Germany
Population: 82 million
Jewish population: 125,000
Jewish settlement in Germany began in the fourth century and continued throughout successive centuries, resulting in flourishing communities, with an active and intellectual life in cities such as Worms The Ashkenazi (literally meaning: German) Jews descended from medieval Jewish communities along the Rhine from Alsace in the south to the Rhineland in the north. Ashkenaz is the medieval Hebrew name for Germany. During the 1930s, with the Nazis rising to power, the half a million Jews living in Germany found themselves rapidly excluded from the society. ‘Kristallnacht’ in 1938, when hundreds of Jews were killed and injured, tens of thousands arrested, synagogues set ablaze and Jewish homes and businesses ransacked, marked the beginning of what the Nazis termed the ‘Final Solution of the Jewish Question”. Some 180,000 German Jews perished in the Holocaust, and most others emigrated prior or after World War II, with only a small community remaining until the 1990s.

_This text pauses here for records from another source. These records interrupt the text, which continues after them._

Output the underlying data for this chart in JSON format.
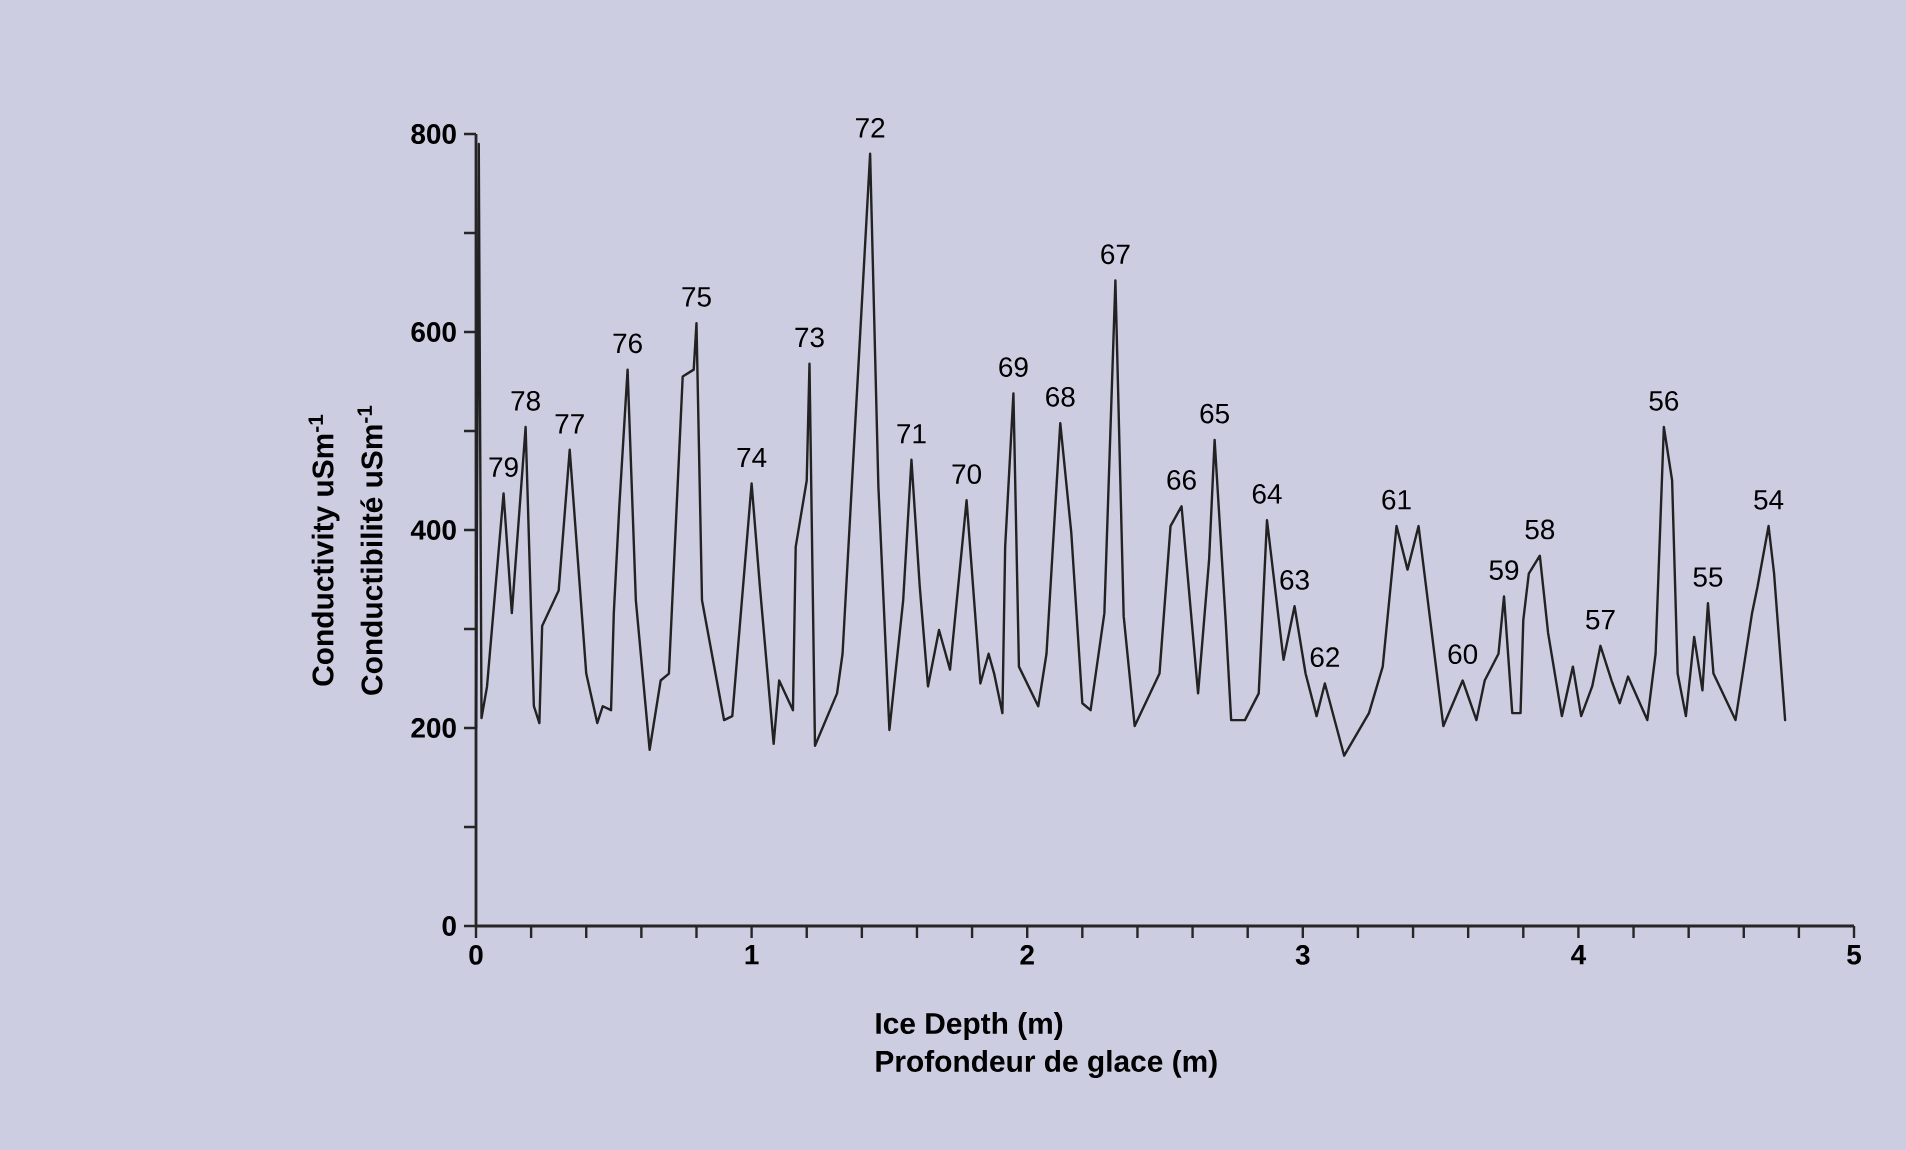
{
  "chart_data": {
    "type": "line",
    "xlabel": "Ice Depth (m)",
    "ylabel": "Conductivity uSm$^{-1}$",
    "x": [
      0,
      0.01,
      0.02,
      0.04,
      0.1,
      0.13,
      0.18,
      0.21,
      0.23,
      0.24,
      0.3,
      0.34,
      0.4,
      0.44,
      0.46,
      0.49,
      0.5,
      0.52,
      0.55,
      0.58,
      0.63,
      0.67,
      0.7,
      0.75,
      0.79,
      0.8,
      0.82,
      0.9,
      0.93,
      1.0,
      1.03,
      1.08,
      1.1,
      1.15,
      1.16,
      1.2,
      1.21,
      1.23,
      1.31,
      1.33,
      1.43,
      1.46,
      1.5,
      1.55,
      1.58,
      1.61,
      1.64,
      1.68,
      1.72,
      1.78,
      1.83,
      1.86,
      1.88,
      1.91,
      1.92,
      1.95,
      1.97,
      2.04,
      2.07,
      2.12,
      2.16,
      2.2,
      2.23,
      2.28,
      2.32,
      2.35,
      2.39,
      2.48,
      2.52,
      2.56,
      2.62,
      2.66,
      2.68,
      2.72,
      2.74,
      2.79,
      2.84,
      2.87,
      2.93,
      2.97,
      3.01,
      3.05,
      3.08,
      3.15,
      3.24,
      3.29,
      3.34,
      3.38,
      3.42,
      3.51,
      3.58,
      3.63,
      3.66,
      3.71,
      3.73,
      3.76,
      3.79,
      3.8,
      3.82,
      3.86,
      3.89,
      3.94,
      3.98,
      4.01,
      4.05,
      4.08,
      4.12,
      4.15,
      4.18,
      4.25,
      4.28,
      4.31,
      4.34,
      4.36,
      4.39,
      4.42,
      4.45,
      4.47,
      4.49,
      4.57,
      4.63,
      4.65,
      4.69,
      4.71,
      4.75
    ],
    "series": [
      {
        "color": "#222222",
        "values": [
          200,
          790,
          210,
          242,
          437,
          316,
          504,
          222,
          205,
          303,
          339,
          481,
          255,
          205,
          222,
          218,
          316,
          424,
          562,
          329,
          178,
          248,
          255,
          555,
          562,
          609,
          329,
          208,
          212,
          447,
          343,
          184,
          248,
          218,
          383,
          450,
          568,
          182,
          235,
          275,
          780,
          444,
          198,
          329,
          471,
          343,
          242,
          299,
          259,
          430,
          245,
          275,
          255,
          215,
          383,
          538,
          262,
          222,
          275,
          508,
          397,
          225,
          218,
          316,
          652,
          313,
          202,
          255,
          404,
          424,
          235,
          370,
          491,
          309,
          208,
          208,
          235,
          410,
          269,
          323,
          255,
          212,
          245,
          172,
          215,
          262,
          404,
          360,
          404,
          202,
          248,
          208,
          248,
          275,
          333,
          215,
          215,
          309,
          356,
          374,
          296,
          212,
          262,
          212,
          242,
          283,
          248,
          225,
          252,
          208,
          275,
          504,
          450,
          255,
          212,
          292,
          238,
          326,
          255,
          208,
          316,
          343,
          404,
          356,
          208
        ]
      }
    ],
    "xlim": [
      0,
      5
    ],
    "ylim": [
      0,
      800
    ],
    "xticks": [
      0,
      {
        "value": 0.2,
        "label": null
      },
      {
        "value": 0.4,
        "label": null
      },
      {
        "value": 0.6,
        "label": null
      },
      {
        "value": 0.8,
        "label": null
      },
      1,
      {
        "value": 1.2,
        "label": null
      },
      {
        "value": 1.4,
        "label": null
      },
      {
        "value": 1.6,
        "label": null
      },
      {
        "value": 1.8,
        "label": null
      },
      2,
      {
        "value": 2.2,
        "label": null
      },
      {
        "value": 2.4,
        "label": null
      },
      {
        "value": 2.6,
        "label": null
      },
      {
        "value": 2.8,
        "label": null
      },
      3,
      {
        "value": 3.2,
        "label": null
      },
      {
        "value": 3.4,
        "label": null
      },
      {
        "value": 3.6,
        "label": null
      },
      {
        "value": 3.8,
        "label": null
      },
      4,
      {
        "value": 4.2,
        "label": null
      },
      {
        "value": 4.4,
        "label": null
      },
      {
        "value": 4.6,
        "label": null
      },
      {
        "value": 4.8,
        "label": null
      },
      5
    ],
    "yticks": [
      0,
      {
        "value": 100,
        "label": null
      },
      200,
      {
        "value": 300,
        "label": null
      },
      400,
      {
        "value": 500,
        "label": null
      },
      600,
      {
        "value": 700,
        "label": null
      },
      800
    ],
    "annotations": [
      "Profondeur de glace (m)",
      "Conductibilité uSm$^{-1}$",
      {
        "text": "79",
        "x": 0.1,
        "y": 437
      },
      {
        "text": "78",
        "x": 0.18,
        "y": 504
      },
      {
        "text": "77",
        "x": 0.34,
        "y": 481
      },
      {
        "text": "76",
        "x": 0.55,
        "y": 562
      },
      {
        "text": "75",
        "x": 0.8,
        "y": 609
      },
      {
        "text": "74",
        "x": 1.0,
        "y": 447
      },
      {
        "text": "73",
        "x": 1.21,
        "y": 568
      },
      {
        "text": "72",
        "x": 1.43,
        "y": 780
      },
      {
        "text": "71",
        "x": 1.58,
        "y": 471
      },
      {
        "text": "70",
        "x": 1.78,
        "y": 430
      },
      {
        "text": "69",
        "x": 1.95,
        "y": 538
      },
      {
        "text": "68",
        "x": 2.12,
        "y": 508
      },
      {
        "text": "67",
        "x": 2.32,
        "y": 652
      },
      {
        "text": "66",
        "x": 2.56,
        "y": 424
      },
      {
        "text": "65",
        "x": 2.68,
        "y": 491
      },
      {
        "text": "64",
        "x": 2.87,
        "y": 410
      },
      {
        "text": "63",
        "x": 2.97,
        "y": 323
      },
      {
        "text": "62",
        "x": 3.08,
        "y": 245
      },
      {
        "text": "61",
        "x": 3.34,
        "y": 404
      },
      {
        "text": "60",
        "x": 3.58,
        "y": 248
      },
      {
        "text": "59",
        "x": 3.73,
        "y": 333
      },
      {
        "text": "58",
        "x": 3.86,
        "y": 374
      },
      {
        "text": "57",
        "x": 4.08,
        "y": 283
      },
      {
        "text": "56",
        "x": 4.31,
        "y": 504
      },
      {
        "text": "55",
        "x": 4.47,
        "y": 326
      },
      {
        "text": "54",
        "x": 4.69,
        "y": 404
      }
    ]
  }
}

Today, following an influx of some 80,000 Jews from eastern Europe after the fall of the Iron Curtain, the German Jewish community is the only one in Europe that is growing again. The largest Jewish community is Berlin (11,000), followed by Munich (9,500) and Frankfurt (7,000). Around a hundred smaller communities are scattered throughout the country. Jewish life has seen a renaissance in recent years, and a large numbers of synagogues, community centers and Jewish museums were either renovated or newly built throughout the country.
The Jewish communities are united under an officially recognized umbrella body, the Central Council of Jews in Germany, which receives financial support from the German state.